Create ECS Service with service discovery

  • Create a Service using service discovery.
    • This link describe steps to set up a ECS task & service with service discovery https://docs.aws.amazon.com/AmazonECS/latest/developerguide/create-service-discovery.html#create-service-discovery-taskdef. Though the example in the link creates a Fargate cluster, you can create an EC2 based cluster as well for this example.
    • While configuring the task choose the network mode as AWSVPC. The task networking features provided by the AWSVPC network mode give Amazon ECS tasks the same networking properties as Amazon EC2 instances. Benefits of task networking can be found here – https://docs.aws.amazon.com/AmazonECS/latest/developerguide/task-networking.html
    • Tasks can be flagged as compatible with EC2, Fargate, or both. Here is what the cluster & service looks like:                             
    • When setting up the container details in task, use 8080 as the port, which is the default Wildfly port. This can be changed through WIldfly configuration. Enable the cloudwatch logs which captures Wildfly logging.
    • While configuring the ECS service, ensure that the service name & namespace should combine to form service endpoint that exactly matches the DNS_Query endpoint configured in Wildfly configuration file. The container security group should allow inbound traffic to port 8080. Here is what the service endpoint looks like:     
    • The route53 registry created by ECS is shown below. We see two DNS entries corresponding to the DNS endpoint myapp.sampleaws.com.              
    • Finally view the Wildfly logs in the console by clicking a task instance. You can check if clustering is enabled by looking for a log entry as below:            

Here we see that a Wildfly cluster was formed with two nodes(same as the pic in route 53).

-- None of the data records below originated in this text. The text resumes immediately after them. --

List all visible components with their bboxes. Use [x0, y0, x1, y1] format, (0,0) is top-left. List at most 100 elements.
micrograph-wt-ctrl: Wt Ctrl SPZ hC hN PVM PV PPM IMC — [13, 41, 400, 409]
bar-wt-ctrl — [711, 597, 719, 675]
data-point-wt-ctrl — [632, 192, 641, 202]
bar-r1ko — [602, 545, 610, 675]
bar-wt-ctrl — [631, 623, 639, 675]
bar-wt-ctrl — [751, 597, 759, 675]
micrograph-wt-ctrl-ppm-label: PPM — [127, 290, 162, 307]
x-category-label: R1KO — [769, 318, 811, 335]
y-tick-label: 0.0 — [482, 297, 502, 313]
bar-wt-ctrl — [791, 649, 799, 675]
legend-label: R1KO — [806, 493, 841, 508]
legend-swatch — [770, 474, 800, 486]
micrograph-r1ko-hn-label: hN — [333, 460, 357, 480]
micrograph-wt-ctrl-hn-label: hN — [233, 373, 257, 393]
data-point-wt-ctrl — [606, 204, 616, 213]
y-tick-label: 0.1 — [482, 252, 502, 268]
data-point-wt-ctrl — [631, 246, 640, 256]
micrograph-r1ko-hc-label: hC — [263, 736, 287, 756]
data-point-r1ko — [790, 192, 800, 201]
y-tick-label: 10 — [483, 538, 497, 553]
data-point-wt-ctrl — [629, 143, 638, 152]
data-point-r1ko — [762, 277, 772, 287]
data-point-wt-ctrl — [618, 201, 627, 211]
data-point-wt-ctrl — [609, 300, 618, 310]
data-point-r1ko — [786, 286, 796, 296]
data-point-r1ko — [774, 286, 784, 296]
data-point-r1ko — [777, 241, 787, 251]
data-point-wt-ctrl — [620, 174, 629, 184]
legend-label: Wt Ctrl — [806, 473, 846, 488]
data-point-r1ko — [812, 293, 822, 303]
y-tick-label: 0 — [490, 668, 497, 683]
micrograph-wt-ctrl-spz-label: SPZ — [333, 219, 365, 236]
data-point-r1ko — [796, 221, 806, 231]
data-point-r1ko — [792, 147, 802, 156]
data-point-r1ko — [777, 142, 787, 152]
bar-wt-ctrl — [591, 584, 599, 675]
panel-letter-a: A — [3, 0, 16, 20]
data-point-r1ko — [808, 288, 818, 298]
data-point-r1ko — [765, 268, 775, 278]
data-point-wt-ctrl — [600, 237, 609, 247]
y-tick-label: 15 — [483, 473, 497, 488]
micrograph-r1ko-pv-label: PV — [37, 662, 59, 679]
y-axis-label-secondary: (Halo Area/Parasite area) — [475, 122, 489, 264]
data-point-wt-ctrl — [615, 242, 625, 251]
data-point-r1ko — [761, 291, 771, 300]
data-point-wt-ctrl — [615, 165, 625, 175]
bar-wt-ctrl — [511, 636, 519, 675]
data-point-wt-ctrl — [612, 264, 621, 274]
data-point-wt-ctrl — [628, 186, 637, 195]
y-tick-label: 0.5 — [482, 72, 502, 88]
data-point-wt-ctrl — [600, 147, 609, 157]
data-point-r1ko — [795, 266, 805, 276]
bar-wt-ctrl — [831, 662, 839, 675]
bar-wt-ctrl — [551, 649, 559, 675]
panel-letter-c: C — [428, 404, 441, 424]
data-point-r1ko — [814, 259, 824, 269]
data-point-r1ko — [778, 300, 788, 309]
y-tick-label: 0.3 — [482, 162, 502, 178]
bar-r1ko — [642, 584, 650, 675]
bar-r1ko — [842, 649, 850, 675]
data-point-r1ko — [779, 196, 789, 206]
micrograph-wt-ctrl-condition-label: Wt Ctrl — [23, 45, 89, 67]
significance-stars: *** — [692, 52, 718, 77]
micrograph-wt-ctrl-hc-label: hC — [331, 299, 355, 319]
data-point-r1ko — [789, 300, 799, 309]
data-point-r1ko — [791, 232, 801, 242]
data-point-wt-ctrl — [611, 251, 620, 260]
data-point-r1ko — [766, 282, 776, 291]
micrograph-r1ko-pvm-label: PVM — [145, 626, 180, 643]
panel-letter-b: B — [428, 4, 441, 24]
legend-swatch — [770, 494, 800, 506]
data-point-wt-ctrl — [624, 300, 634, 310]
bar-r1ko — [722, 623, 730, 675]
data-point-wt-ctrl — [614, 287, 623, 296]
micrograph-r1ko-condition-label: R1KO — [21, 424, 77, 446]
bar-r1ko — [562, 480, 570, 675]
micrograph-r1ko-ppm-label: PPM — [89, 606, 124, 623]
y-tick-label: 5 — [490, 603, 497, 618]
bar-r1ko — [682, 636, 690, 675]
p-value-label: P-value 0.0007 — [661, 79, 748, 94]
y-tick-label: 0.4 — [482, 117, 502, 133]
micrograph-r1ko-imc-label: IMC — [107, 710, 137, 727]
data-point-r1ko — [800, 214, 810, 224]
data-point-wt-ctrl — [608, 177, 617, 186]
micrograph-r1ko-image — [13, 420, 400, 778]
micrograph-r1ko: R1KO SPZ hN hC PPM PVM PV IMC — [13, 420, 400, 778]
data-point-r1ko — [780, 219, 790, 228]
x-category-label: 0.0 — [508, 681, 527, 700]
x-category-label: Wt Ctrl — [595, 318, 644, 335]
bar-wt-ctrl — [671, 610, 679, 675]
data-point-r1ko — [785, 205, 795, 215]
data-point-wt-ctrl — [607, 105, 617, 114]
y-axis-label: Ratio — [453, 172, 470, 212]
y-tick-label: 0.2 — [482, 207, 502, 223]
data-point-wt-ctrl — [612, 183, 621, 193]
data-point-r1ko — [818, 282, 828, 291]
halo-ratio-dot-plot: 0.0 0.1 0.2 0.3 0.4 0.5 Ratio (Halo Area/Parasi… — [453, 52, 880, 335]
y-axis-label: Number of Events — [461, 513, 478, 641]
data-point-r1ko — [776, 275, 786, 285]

Run the Web App in a browser

  • Spin up a windows instance in the VPC & open the web app in a browser. Below is a screenshot of the webapp:                                         
  • Open in different browsers & tabs & verify the Container IP & session ID. Now force shutdown a node by resizing the ECS service task instances to one. Note that though the container IP in the webapp changes, the session ID does not change and the webapp is available and the HTTP Session is alive thus demonstrating the session replication & failover amongst the clustering nodes.

4. Summary

Our goal here is to migrate the enterprise JEE apps to Amazon ECS by tweaking a few configurations but gaining immediately the benefits of containerization & orchestration managed by ECS. By delegating the undifferentiated heavy lifting of container management, orchestration, scaling to ECS, you can focus on improvising/re-architecting your application to micro-services oriented architecture. Please note that all the deployment procedures in this article can be fully automated via the AWS CI/CD services.